Место преступления не фотографировали, не описывали, ничего не измеряли и протокола не составляли, а в моем представлении это были основные действия уголовного розыска, и потому, что ими сейчас пренебрегли, в меня снова вошло это ощущение войны, где не было места никаким формальностям и процедурам.

Я думал о том, что Вася Векшин погиб как на фронте, и то, что не стал Жеглов на Цветном бульваре под ночным противным дождиком разворачивать уголовное представление с протоколом, осмотрами, фотографированием сбоку, сверху, крупным планом, в глубине души считал правильным. Обязательно собралась бы толпа зевак, и тогда, казалось мне, смерть Васи была бы чем-то унижена, словно он не разведчик, погибший в бою, а какой-то беззащитный прохожий, несчастный потерпевший, а мы сами – Жеглов, Пасюк, Тараскин и остальные, – суетясь около Васиного тела и на глазах прохожих, казались бы им необычайно сильными, смелыми муровцами, которые уж наверняка не попали бы под нож бандита, а, наоборот, бесстрашно ловят его, в то время как этот бедолага не смог защититься.

Я ушел на фронт мальчишкой и весь свой жизненный опыт приобрел на войне. И, наверное, поэтому смотрел на мир глазами человека, у которого в руках всегда есть оружие; и от этого безоружные мирные люди невольно казались мне слабыми и всегда нуждающимися в защите. И Вася Векшин, который сознательно хотел сделать беззащитность своим оружием, не должен был, с моей точки зрения, становиться поводом для сочувственных или испуганных вздохов толпы случайных прохожих, а поскольку нельзя было этим людям крикнуть, что он умер, приняв в себя нож, который, в сущности, был направлен в них всех, то надлежало, забрав тело товарища, уйти, чтобы без лишних слов, клятв и обещаний сделать все нужное, что на войне полагается, дабы воздать достойно за все…
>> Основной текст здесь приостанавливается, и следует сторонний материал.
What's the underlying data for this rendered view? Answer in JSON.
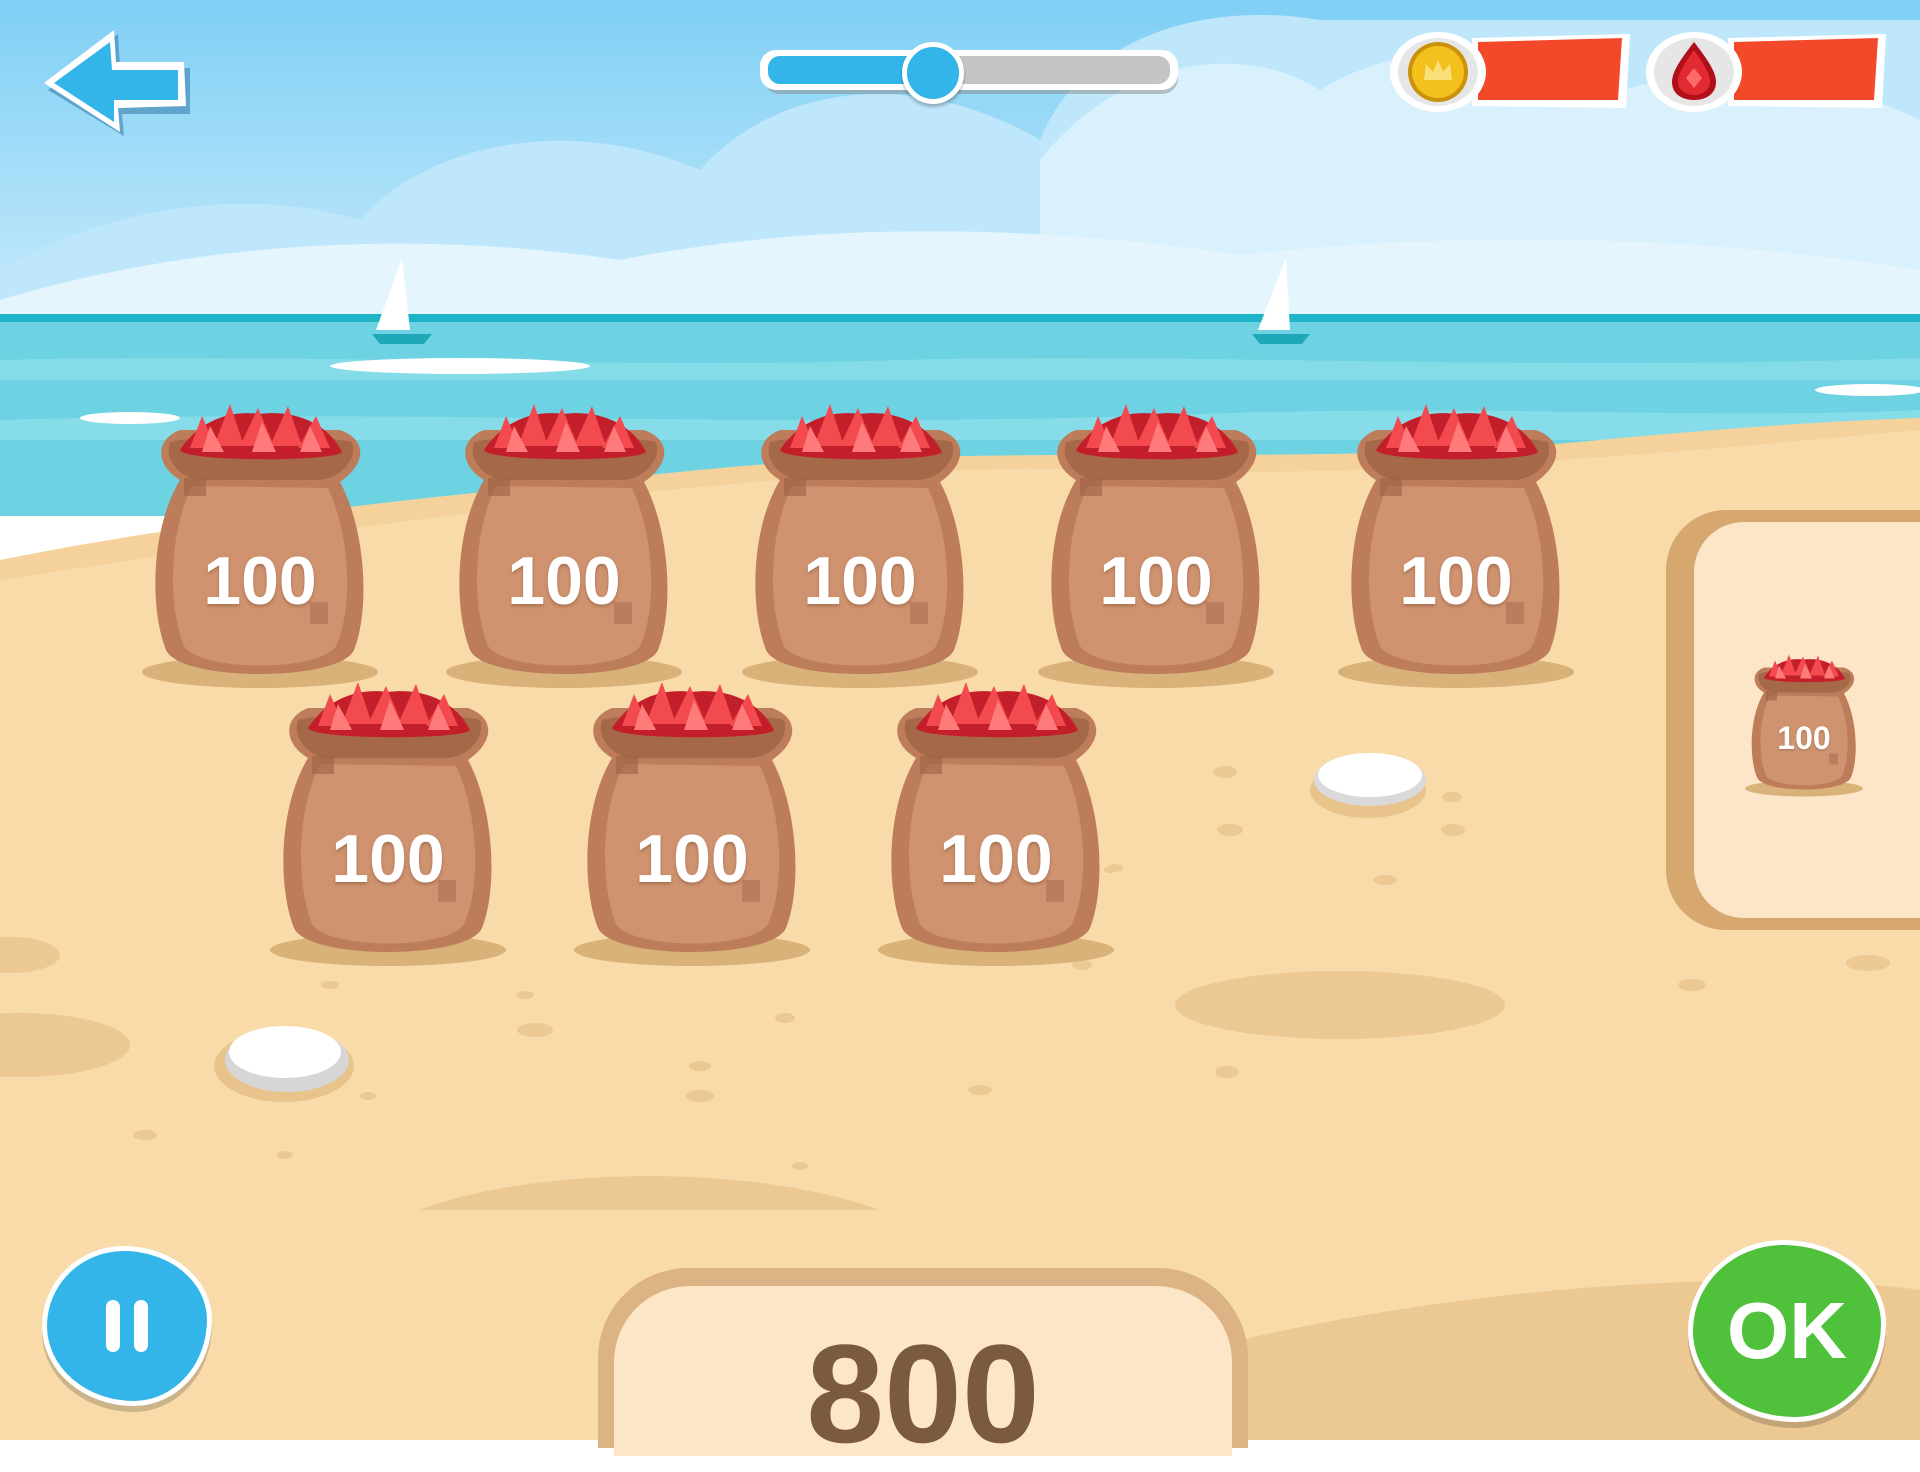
{
  "header": {
    "back_button": {
      "icon": "arrow-left-icon"
    },
    "progress": {
      "value": 0.41
    },
    "resources": [
      {
        "icon": "crown-coin-icon",
        "bar_color": "#f2492b"
      },
      {
        "icon": "ruby-gem-icon",
        "bar_color": "#f2492b"
      }
    ]
  },
  "play_area": {
    "sacks": [
      {
        "label": "100"
      },
      {
        "label": "100"
      },
      {
        "label": "100"
      },
      {
        "label": "100"
      },
      {
        "label": "100"
      },
      {
        "label": "100"
      },
      {
        "label": "100"
      },
      {
        "label": "100"
      }
    ]
  },
  "tray": {
    "sack": {
      "label": "100"
    }
  },
  "footer": {
    "pause_button": {
      "icon": "pause-icon"
    },
    "total": "800",
    "ok_button": {
      "label": "OK"
    }
  },
  "colors": {
    "accent_blue": "#33b5ea",
    "ok_green": "#4fc13a",
    "resource_bar": "#f2492b",
    "sand": "#f8dba9",
    "sea": "#6dd3e2"
  }
}
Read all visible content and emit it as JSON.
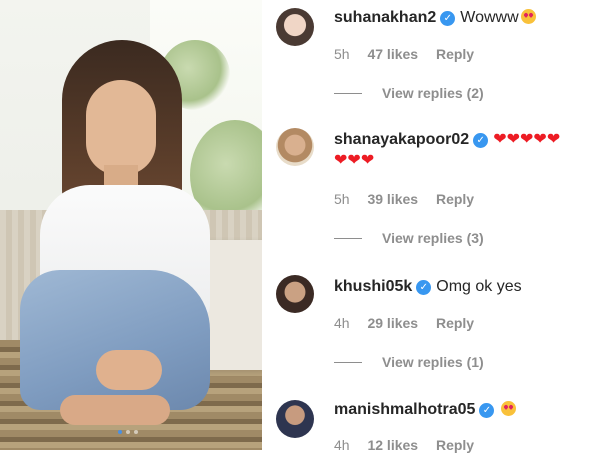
{
  "photo": {
    "carousel_dots": 3,
    "active_dot": 0
  },
  "comments": [
    {
      "username": "suhanakhan2",
      "text": "Wowww",
      "emoji": "heart-eyes",
      "time": "5h",
      "likes": "47 likes",
      "reply": "Reply",
      "view_replies": "View replies (2)"
    },
    {
      "username": "shanayakapoor02",
      "text": "❤❤❤❤❤",
      "text2": "❤❤❤",
      "time": "5h",
      "likes": "39 likes",
      "reply": "Reply",
      "view_replies": "View replies (3)"
    },
    {
      "username": "khushi05k",
      "text": "Omg ok yes",
      "time": "4h",
      "likes": "29 likes",
      "reply": "Reply",
      "view_replies": "View replies (1)"
    },
    {
      "username": "manishmalhotra05",
      "text": "",
      "emoji": "heart-eyes",
      "time": "4h",
      "likes": "12 likes",
      "reply": "Reply"
    }
  ],
  "colors": {
    "verified": "#3897f0",
    "meta": "#8e8e8e",
    "text": "#262626",
    "heart": "#ed1c24"
  }
}
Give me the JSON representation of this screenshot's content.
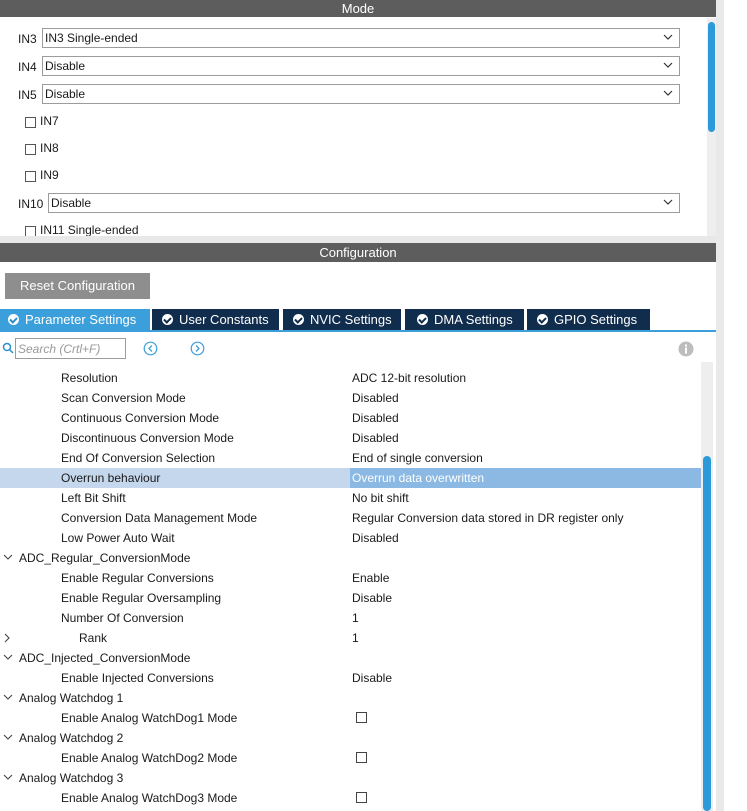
{
  "mode": {
    "title": "Mode",
    "selects": [
      {
        "label": "IN3",
        "value": "IN3 Single-ended"
      },
      {
        "label": "IN4",
        "value": "Disable"
      },
      {
        "label": "IN5",
        "value": "Disable"
      },
      {
        "label": "IN10",
        "value": "Disable"
      }
    ],
    "checkboxes": [
      {
        "label": "IN7",
        "checked": false
      },
      {
        "label": "IN8",
        "checked": false
      },
      {
        "label": "IN9",
        "checked": false
      },
      {
        "label": "IN11 Single-ended",
        "checked": false
      }
    ]
  },
  "config": {
    "title": "Configuration",
    "reset_label": "Reset Configuration",
    "tabs": [
      {
        "label": "Parameter Settings",
        "active": true
      },
      {
        "label": "User Constants",
        "active": false
      },
      {
        "label": "NVIC Settings",
        "active": false
      },
      {
        "label": "DMA Settings",
        "active": false
      },
      {
        "label": "GPIO Settings",
        "active": false
      }
    ],
    "search_placeholder": "Search (Crtl+F)"
  },
  "params": [
    {
      "name": "Resolution",
      "value": "ADC 12-bit resolution"
    },
    {
      "name": "Scan Conversion Mode",
      "value": "Disabled"
    },
    {
      "name": "Continuous Conversion Mode",
      "value": "Disabled"
    },
    {
      "name": "Discontinuous Conversion Mode",
      "value": "Disabled"
    },
    {
      "name": "End Of Conversion Selection",
      "value": "End of single conversion"
    },
    {
      "name": "Overrun behaviour",
      "value": "Overrun data overwritten",
      "selected": true
    },
    {
      "name": "Left Bit Shift",
      "value": "No bit shift"
    },
    {
      "name": "Conversion Data Management Mode",
      "value": "Regular Conversion data stored in DR register only"
    },
    {
      "name": "Low Power Auto Wait",
      "value": "Disabled"
    },
    {
      "group": "ADC_Regular_ConversionMode",
      "expanded": true
    },
    {
      "name": "Enable Regular Conversions",
      "value": "Enable"
    },
    {
      "name": "Enable Regular Oversampling",
      "value": "Disable"
    },
    {
      "name": "Number Of Conversion",
      "value": "1"
    },
    {
      "subgroup": "Rank",
      "value": "1",
      "expanded": false
    },
    {
      "group": "ADC_Injected_ConversionMode",
      "expanded": true
    },
    {
      "name": "Enable Injected Conversions",
      "value": "Disable"
    },
    {
      "group": "Analog Watchdog 1",
      "expanded": true
    },
    {
      "name": "Enable Analog WatchDog1 Mode",
      "checkbox": true,
      "checked": false
    },
    {
      "group": "Analog Watchdog 2",
      "expanded": true
    },
    {
      "name": "Enable Analog WatchDog2 Mode",
      "checkbox": true,
      "checked": false
    },
    {
      "group": "Analog Watchdog 3",
      "expanded": true
    },
    {
      "name": "Enable Analog WatchDog3 Mode",
      "checkbox": true,
      "checked": false
    }
  ],
  "colors": {
    "accent": "#3b9fdb",
    "tab_navy": "#112d4e",
    "title_bar": "#5d5d5d",
    "selected_row": "#c4d7ec"
  }
}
В общем, так оно и получилось. Только когда приехала карета «скорой помощи», Жеглов отодвинул на один шаг молодую врачиху в накинутой на плечи шинели, бормотнул быстро: «Одну минуточку, доктор», – снял с себя шарфик, очень осторожно обернул им ручку ножа и резко выдернул его из раны. Врачиха с оторопью посмотрела на него, а Жеглов протянул Пасюку завернутый в шарф нож и сказал:

– Держи аккуратно, Иван, на ручке, может быть, «пальцы» остались…

А сейчас Жеглов ходил по начальству докладывать о провале операции. И хотя я никого из начальников на Петровке не знал, но легко представлял себе, каково сейчас достается Жеглову…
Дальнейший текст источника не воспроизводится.